Korkulu bir bekleyiş…
Atatürk’ü, onun, başında bulunarak, kurduğu Laik Cumhuriyet’i, onun düzenli ordusunu, ilkelerini, devrimlerini, hayata bakışını, hayat felsefesini, anlayışını, ülkesine, bayrağına olan sevgisini sahiplenen herkeste korkulu bir bekleyiş var…
Bu kadarı fazla değil mi?
Gerçekten bir darbe girişimi için örgütlenenler varsa delillerle gerekeni yapsınlar ama sadece ve sadece Cumhuriyet Mitinglerinde konuştu diye, o mitinglere insan gönderdi diye, mitinglerin yapılmasına katkıda bulundu diye insanların sabahın köründe evlerinin basılması ne kadar ahlaki olabilir?

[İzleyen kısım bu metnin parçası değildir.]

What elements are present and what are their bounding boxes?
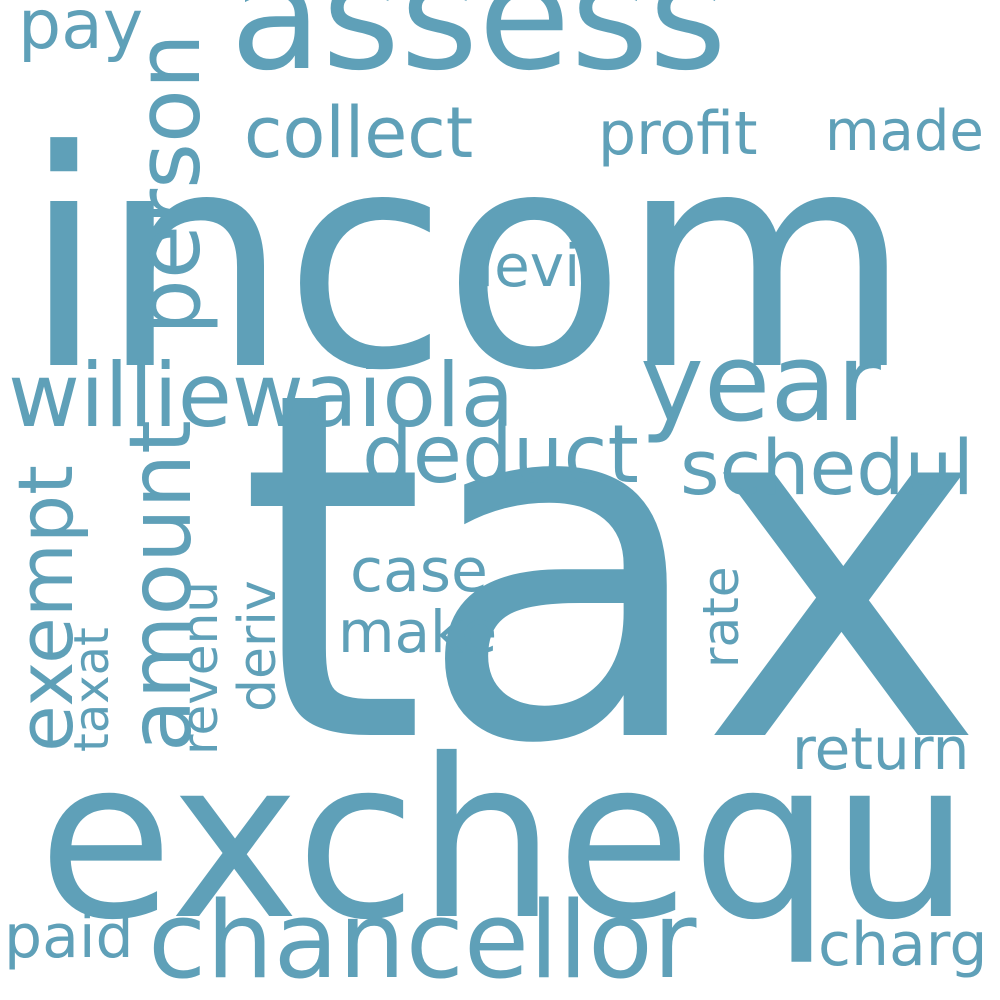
word-year: year [640, 321, 881, 446]
word-collect: collect [244, 92, 474, 174]
word-return: return [792, 715, 970, 783]
word-deriv: deriv [228, 580, 288, 712]
word-deduct: deduct [362, 408, 639, 501]
word-assess: assess [230, 0, 727, 104]
word-charg: charg [818, 910, 988, 980]
word-case: case [350, 536, 488, 606]
word-incom: incom [22, 87, 912, 436]
word-rate: rate [692, 566, 750, 668]
word-taxat: taxat [64, 627, 120, 752]
word-make: make [338, 598, 498, 666]
word-levi: levi [478, 232, 581, 300]
word-person: person [117, 33, 220, 335]
word-pay: pay [18, 0, 144, 65]
word-profit: profit [598, 99, 758, 169]
word-made: made [825, 99, 984, 164]
word-tax: tax [238, 290, 984, 849]
word-paid: paid [4, 902, 134, 972]
word-exchequ: exchequ [38, 712, 971, 968]
word-schedul: schedul [680, 423, 974, 512]
word-williewaiola: williewaiola [8, 344, 515, 447]
word-chancellor: chancellor [148, 879, 697, 1000]
word-revenu: revenu [171, 581, 229, 755]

“Deniz Feneri” davası görmezden gelinirken, ahlak anlayışları nasıl inandırıcı olabilir?
Ama şaşırmamak da gerekiyor, başbakan yaklaşık yirmi gün önce “Görün bakalım daha neler olacak” diyerek tsunaminin geleceğinin işaretini veriyordu…
Bütün “ahlaksızlıklar” çıkarılacaksa ortaya gerçekten “ahlaksız” olan herkesin gerektiği yerde olması sağlanmalı.
Bunu da yargı yapmalı.
Kimseyi korkutarak sindirerek adalet sağlanamaz öyle değil mi?
Bir kadın, bilim kadını, yaşayan bir kitap Profesör Türkan Saylan’ın evinin saatlerce aranarak müzik cdlerine, aşk mektuplarına kadar el konmasının ahlaki boyutla paralelliğini kim izah edebilir?
Yani insanın “Ne alakası var” soru cümlesini kurmaması içten bile değil!
Çağdaş Yaşamı Destekleme Derneği (ÇYDD) çatısı altında onbinlerce öğrencinin okuyabilmesini sağlayan bir sivil kuruluşun verdiği paralardan faydalanan öğrencilere ceza kesen bir anlayış, Ergenekon diye bir terör örgütünün varlığına milyonları nasıl inandırabilir?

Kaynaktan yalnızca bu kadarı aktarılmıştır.